Jul 13 2009
CloudCamp London 4: Dealing with data security
CloudCamp 4 London took place last Thursday in Microsoft’s offices at Victoria, continuing on success of the previous meetings. From what I could see, about 250 people attended, and the main overarching theme for the lightning talks this time was data security and using clouds for data storage.
Mark Cusack from Clearspace Software suggested clouds as a very good solution for data retirement, storing massive amounts of data that is almost at the end of its business life cycle. This kind of data is read-only and not queried as often as the one the business is working at the moment, but it still needs to be kept for analytical or regulatory purposes. Instead of keeping it in their data centres and wasting hardware and effort to maintain and retrieve it, companies can ship this off to the cloud and reduce costs. Key ideas to make this work are, according to Cusack, compressing the data before moving (and saving on bandwidth transfer costs) and querying the data on the cloud (not retrieving it back for analytics). As the data is compressed, we can make multiple copies and distribute it to multiple clouds for availability. Clouds have an advantage here as well as by compression we convert a typical IO-bound problem (storage access) to a CPU-bound problem (decompression) which allows us to use cloud resources efficiently. To be able to query this on the cloud and still keep it safe, Cusack suggested encrypting network pathways and data rest-points for queries, employing tamper-proofing and auditing with message digests. Although not ideal, Cusack said that sending the encryption key to the cloud only to execute a query and not persisting it anywhere might be a viable solution for a lot of companies, as it reduces the risk window to only the time when a query is executed.

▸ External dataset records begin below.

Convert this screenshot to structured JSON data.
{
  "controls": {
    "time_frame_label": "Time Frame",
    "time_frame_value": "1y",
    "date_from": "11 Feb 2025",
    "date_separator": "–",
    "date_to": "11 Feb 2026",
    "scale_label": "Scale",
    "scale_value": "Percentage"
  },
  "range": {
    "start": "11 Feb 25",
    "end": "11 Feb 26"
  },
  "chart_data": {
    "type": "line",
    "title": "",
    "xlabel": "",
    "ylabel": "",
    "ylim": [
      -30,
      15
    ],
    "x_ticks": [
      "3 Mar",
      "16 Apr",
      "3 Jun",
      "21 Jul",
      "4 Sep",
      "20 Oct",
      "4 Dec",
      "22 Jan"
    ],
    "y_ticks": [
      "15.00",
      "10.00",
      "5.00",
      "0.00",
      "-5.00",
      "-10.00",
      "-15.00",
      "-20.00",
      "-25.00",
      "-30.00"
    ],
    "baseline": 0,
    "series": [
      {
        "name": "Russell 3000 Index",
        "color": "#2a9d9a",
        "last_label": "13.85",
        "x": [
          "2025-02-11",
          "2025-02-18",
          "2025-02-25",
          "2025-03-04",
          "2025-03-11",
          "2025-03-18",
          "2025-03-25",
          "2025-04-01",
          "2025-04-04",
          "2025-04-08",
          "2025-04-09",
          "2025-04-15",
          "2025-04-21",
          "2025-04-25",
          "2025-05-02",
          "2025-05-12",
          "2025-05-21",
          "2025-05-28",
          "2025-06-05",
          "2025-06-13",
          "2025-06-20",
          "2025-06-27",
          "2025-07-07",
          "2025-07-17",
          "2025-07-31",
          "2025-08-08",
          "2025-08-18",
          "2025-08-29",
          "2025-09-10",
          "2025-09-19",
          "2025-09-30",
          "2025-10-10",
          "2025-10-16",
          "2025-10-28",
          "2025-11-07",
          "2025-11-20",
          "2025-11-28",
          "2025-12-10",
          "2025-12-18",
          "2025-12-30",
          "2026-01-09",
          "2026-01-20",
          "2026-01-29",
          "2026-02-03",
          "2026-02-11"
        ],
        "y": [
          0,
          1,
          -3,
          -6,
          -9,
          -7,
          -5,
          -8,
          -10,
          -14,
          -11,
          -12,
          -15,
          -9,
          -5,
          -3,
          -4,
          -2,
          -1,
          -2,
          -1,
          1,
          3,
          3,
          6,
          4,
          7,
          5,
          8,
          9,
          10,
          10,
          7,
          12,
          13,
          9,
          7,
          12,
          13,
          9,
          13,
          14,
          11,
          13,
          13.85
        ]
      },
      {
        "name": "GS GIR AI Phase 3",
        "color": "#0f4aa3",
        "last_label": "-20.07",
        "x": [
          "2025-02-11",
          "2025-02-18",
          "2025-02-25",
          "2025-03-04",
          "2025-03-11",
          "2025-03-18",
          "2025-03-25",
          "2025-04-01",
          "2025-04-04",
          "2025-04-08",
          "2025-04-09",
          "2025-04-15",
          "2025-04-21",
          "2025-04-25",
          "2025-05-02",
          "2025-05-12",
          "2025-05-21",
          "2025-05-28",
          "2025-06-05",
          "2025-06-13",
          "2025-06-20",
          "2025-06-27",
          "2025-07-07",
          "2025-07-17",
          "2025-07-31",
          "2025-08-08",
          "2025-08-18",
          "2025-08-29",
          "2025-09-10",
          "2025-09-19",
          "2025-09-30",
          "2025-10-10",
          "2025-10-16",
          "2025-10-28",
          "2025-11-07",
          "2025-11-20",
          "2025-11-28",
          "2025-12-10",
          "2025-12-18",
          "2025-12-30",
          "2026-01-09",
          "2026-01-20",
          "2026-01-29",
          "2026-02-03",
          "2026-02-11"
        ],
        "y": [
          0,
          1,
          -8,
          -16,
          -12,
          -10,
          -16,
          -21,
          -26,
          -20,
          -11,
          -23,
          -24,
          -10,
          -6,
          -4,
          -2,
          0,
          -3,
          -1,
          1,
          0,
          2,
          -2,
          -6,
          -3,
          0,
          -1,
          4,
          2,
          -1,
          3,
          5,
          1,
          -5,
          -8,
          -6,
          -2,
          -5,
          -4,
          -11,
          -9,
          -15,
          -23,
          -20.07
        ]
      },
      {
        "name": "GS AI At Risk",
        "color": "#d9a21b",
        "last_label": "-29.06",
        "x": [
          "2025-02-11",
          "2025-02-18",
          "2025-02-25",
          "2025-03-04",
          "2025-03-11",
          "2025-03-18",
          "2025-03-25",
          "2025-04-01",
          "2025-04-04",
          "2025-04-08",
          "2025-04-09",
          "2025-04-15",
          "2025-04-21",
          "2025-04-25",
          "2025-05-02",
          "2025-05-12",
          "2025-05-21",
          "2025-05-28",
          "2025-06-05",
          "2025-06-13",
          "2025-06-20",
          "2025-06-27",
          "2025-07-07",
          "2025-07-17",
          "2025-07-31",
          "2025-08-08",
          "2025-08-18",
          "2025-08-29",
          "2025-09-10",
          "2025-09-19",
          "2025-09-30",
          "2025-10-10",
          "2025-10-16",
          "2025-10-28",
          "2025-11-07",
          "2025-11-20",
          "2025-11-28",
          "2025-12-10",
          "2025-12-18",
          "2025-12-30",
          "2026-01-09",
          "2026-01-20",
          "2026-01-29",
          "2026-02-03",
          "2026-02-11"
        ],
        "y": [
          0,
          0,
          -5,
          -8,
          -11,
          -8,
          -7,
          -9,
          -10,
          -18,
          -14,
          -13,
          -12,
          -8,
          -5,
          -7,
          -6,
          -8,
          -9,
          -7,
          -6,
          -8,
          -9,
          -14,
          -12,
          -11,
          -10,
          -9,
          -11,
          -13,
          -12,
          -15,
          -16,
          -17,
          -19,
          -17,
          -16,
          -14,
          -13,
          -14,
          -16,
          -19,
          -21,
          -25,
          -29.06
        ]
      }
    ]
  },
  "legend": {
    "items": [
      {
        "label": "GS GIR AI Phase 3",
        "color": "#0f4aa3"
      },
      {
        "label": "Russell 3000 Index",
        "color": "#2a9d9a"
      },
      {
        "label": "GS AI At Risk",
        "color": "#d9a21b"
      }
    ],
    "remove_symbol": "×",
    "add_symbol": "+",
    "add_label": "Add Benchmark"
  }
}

Miranda Mowbray from HP presented an alternative solution for data security in the cloud – obfuscating the data for privacy. Her solution is in a prototype stage and involves encrypting the data so that it preserves the structure, and applications can still work with data directly. For example, dates can be shifted by an amount, customer names can be replaced with encrypted versions etc. The goal is not to have clear-text sensitive information on the cloud at all. In order to query the data, the query can be obfuscated as well and work directly on the data, with obfuscation software decrypting it on the fly as it comes back from the cloud. Mowbray said that this approach might not be secure against all attacks and practical for all applications, but that all but 2.5% of all reported privacy incidents happen on non-obfuscated data so obfuscation significantly reduces the risk.
Anish Mohammed from CapGemini then talked about clouds and security from an evolutionary perspective. As key challenges on the clouds today, he pointed out trust and managing multi-tenancy. Also, according to Mohammed, what matters most for survival from an evolutionary perspective is adaptability, flexibility and cost effectiveness/efficiency. Comparing huge in-house data centres as dinosaurs that are strong but inflexible and cloud deployments with mammals which are not that strong or secure but very flexible, Mohammed said that mammals are coming out of the woods and that there is a trade-off between security and usability, as security has computational costs, and that the ecosystem would on the end define security restrictions.
Phil Wainewright from ZDNet attacked the idea of private or hybrid clouds (a very popular topic at CloudCamp London 2). Arguing that private clouds are a bad idea, Wainewright said that “Connected clouds are the stuff of the future – captive clouds live behind the firewall and should not be allowed”. According to Wainewright, three key principles of cloud computing are abstracting horizontal elements to an API, cloud-scaling and being connected. In such a scenario, any improvement to abstracted services is instantly available to everyone. Custom private cloud architecture is going to start to miss out on improvements at some point. Connected clouds also benefit from community aggregation, as they have more users which means better tested infrastructure with more relevant benchmarks. Multi-tenant connections force it to share share connections as well as code, providing open APIS and mediated integration. Wainewright said that the future belongs to the “fitmost” (explained as most connected, not fittest individually), because openness to connectivity allows agile adoption of new resources and better mobility, concluding that “the more open you are to the cloud, the more easily you can connect to what’s out there.”
![]() |
![]() |



Thanks for the comprehensive summary of my lightning talk, it’s probably more articulate than my presentation! With hindsight, I wish I’d emphasised the importance of data compression more during the lightning talk. As I mentioned in my blog, http://tinyurl.com/mrlgfc, there were several comments throughout the evening about the impracticalities of moving large data sets in the cloud, all of which can be addressed by moving, storing and querying data in compressed form.